[Model] MaximumContactMapOverlap

## Motivation

`MaximumContactMapOverlap` is a standard protein-structure comparison problem that is not currently in the catalog.

It is useful because it models contact-map alignment directly: given two ordered residue contact graphs, find an order-preserving alignment that maximizes the number of superimposed contacts. This is a core combinatorial formulation behind flexible protein-structure comparison, motif comparison, and contact-map based clustering.

**Associated rule:**
- [ ] #1044 

## Definition

**Name:** `MaximumContactMapOverlap`  
**Aliases:** `CMO`, `MaxCMO`  
**Reference:**
- Rumen Andonov, Noel Malod-Dognin, and Nicola Yanev, "Maximum Contact Map Overlap Revisited," *Journal of Computational Biology* 18(1):27-41, 2011. https://doi.org/10.1089/cmb.2009.0196
- Wei Xie and Nikolaos V. Sahinidis, "A reduction-based exact algorithm for the contact map overlap problem," *Journal of Computational Biology* 14(5):637-654, 2007. https://doi.org/10.1089/cmb.2007.R007

Let
`G_1 = (V_1, E_1)` and `G_2 = (V_2, E_2)`
be two finite ordered contact maps.
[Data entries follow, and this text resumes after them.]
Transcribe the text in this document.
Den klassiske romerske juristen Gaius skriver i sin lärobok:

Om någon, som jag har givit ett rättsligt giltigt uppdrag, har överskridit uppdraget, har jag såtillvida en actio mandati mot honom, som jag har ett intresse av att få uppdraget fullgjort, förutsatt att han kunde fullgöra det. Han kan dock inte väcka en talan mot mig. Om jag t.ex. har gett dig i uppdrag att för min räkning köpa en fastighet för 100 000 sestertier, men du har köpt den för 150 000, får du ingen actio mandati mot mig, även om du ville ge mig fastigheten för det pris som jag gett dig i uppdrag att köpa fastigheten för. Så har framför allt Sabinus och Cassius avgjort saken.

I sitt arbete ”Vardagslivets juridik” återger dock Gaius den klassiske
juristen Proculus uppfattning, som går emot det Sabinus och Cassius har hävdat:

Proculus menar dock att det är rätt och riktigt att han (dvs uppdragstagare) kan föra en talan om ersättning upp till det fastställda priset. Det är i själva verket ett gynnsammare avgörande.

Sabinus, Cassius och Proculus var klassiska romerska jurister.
Each `V_r` is ordered as residue positions
`0, 1, ..., n_r - 1`, and each `E_r` is a simple undirected contact set on those vertices.
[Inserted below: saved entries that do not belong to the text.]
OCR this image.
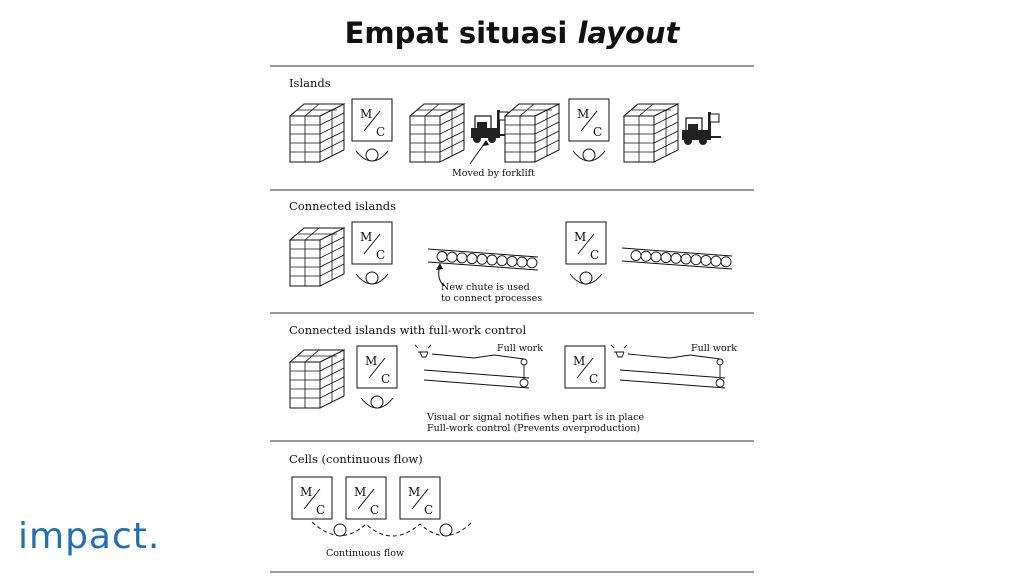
Empat situasi layout
Islands
M
C
Moved by forklift
M
C
Connected islands
M
C
New chute is used
to connect processes
M
C
Connected islands with full-work control
M
C
Full work
M
C
Full work
Visual or signal notifies when part is in place
Full-work control (Prevents overproduction)
Cells (continuous flow)
M
C
M
C
M
C
Continuous flow
impact.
A solution is an order-preserving partial injective alignment
`f : V_1 -> V_2 union {unmatched}`.

The alignment is feasible iff:
- each vertex of `V_1` is either unmatched or mapped to one vertex of `V_2`,
- no two vertices of `V_1` are mapped to the same vertex of `V_2`,
- if `i < k` in `V_1` and both are matched, then `f(i) < f(k)` in `V_2`.

The objective is to maximize the number of preserved contacts:

`|{ {i,k} in E_1 : i and k are both matched and {f(i), f(k)} in E_2 }|`.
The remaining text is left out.